BACKGROUND: Overdose Fatality Review (OFR) is an important public health tool for shaping overdose prevention strategies in communities. However, OFR teams review only a few cases at a time, which typically represent a small fraction of the total fatalities in their jurisdiction. Such limited review could result in a partial understanding of local overdose patterns, leading to policy recommendations that do not fully address the broader community needs. OBJECTIVE: This study explored the potential to enhance conventional OFRs with a data dashboard, incorporating visualizations of touchpoints-events that precede overdoses-to highlight prevention opportunities. METHODS: We conducted 2 focus groups and a survey of OFR experts to characterize their information needs and design a real-time dashboard that tracks and measures decedents' past interactions with services in Indiana. Experts (N=27) were engaged, yielding insights on essential data features to incorporate and providing feedback to guide the development of visualizations.
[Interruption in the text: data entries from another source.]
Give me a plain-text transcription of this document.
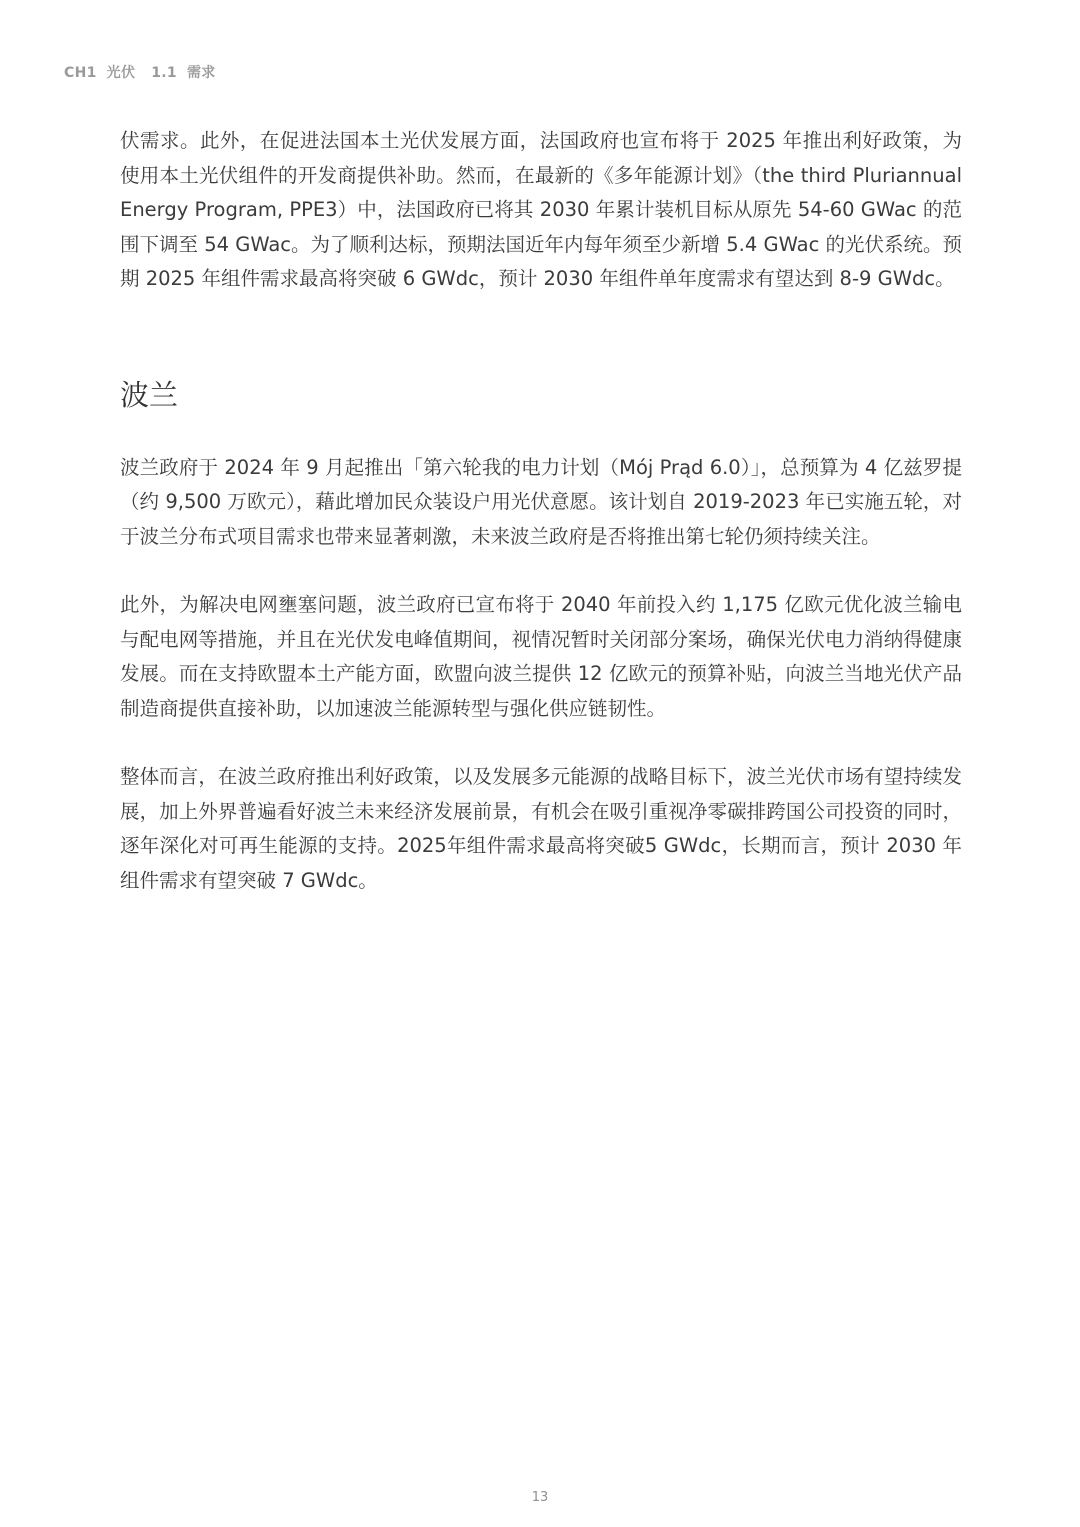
CH1 光伏 1.1 需求

伏需求。此外，在促进法国本土光伏发展方面，法国政府也宣布将于 2025 年推出利好政策，为使用本土光伏组件的开发商提供补助。然而，在最新的《多年能源计划》（the third Pluriannual Energy Program, PPE3）中，法国政府已将其 2030 年累计装机目标从原先 54-60 GWac 的范围下调至 54 GWac。为了顺利达标，预期法国近年内每年须至少新增 5.4 GWac 的光伏系统。预期 2025 年组件需求最高将突破 6 GWdc，预计 2030 年组件单年度需求有望达到 8-9 GWdc。

波兰

波兰政府于 2024 年 9 月起推出「第六轮我的电力计划（Mój Prąd 6.0）」，总预算为 4 亿兹罗提（约 9,500 万欧元），藉此增加民众装设户用光伏意愿。该计划自 2019-2023 年已实施五轮，对于波兰分布式项目需求也带来显著刺激，未来波兰政府是否将推出第七轮仍须持续关注。

此外，为解决电网壅塞问题，波兰政府已宣布将于 2040 年前投入约 1,175 亿欧元优化波兰输电与配电网等措施，并且在光伏发电峰值期间，视情况暂时关闭部分案场，确保光伏电力消纳得健康发展。而在支持欧盟本土产能方面，欧盟向波兰提供 12 亿欧元的预算补贴，向波兰当地光伏产品制造商提供直接补助，以加速波兰能源转型与强化供应链韧性。

整体而言，在波兰政府推出利好政策，以及发展多元能源的战略目标下，波兰光伏市场有望持续发展，加上外界普遍看好波兰未来经济发展前景，有机会在吸引重视净零碳排跨国公司投资的同时，逐年深化对可再生能源的支持。2025年组件需求最高将突破5 GWdc，长期而言，预计 2030 年组件需求有望突破 7 GWdc。

13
RESULTS: The findings highlighted the importance of showing decedents' interactions with health services (emergency medical services) and the justice system (incarcerations). Emphasis was also placed on maintaining decedent anonymity, particularly in small communities, and the need for training OFR members in data interpretation. The developed dashboard summarizes key touchpoint metrics, including prevalence, interaction frequency, and time intervals between touchpoints and overdoses, with data viewable at the county and state levels. In an initial evaluation, the dashboard was well received for its comprehensive data coverage and its potential for enhancing OFR recommendations and case selection. CONCLUSIONS: The Indiana touchpoints dashboard is the first to display real-time visualizations that link administrative and overdose mortality data across the state. This resource equips local health officials and OFRs with timely, quantitative, and spatiotemporal insights into overdose risk factors in their communities, facilitating data-driven interventions and policy changes. However, fully integrating the dashboard into OFR practices will likely require training teams in data interpretation and decision-making.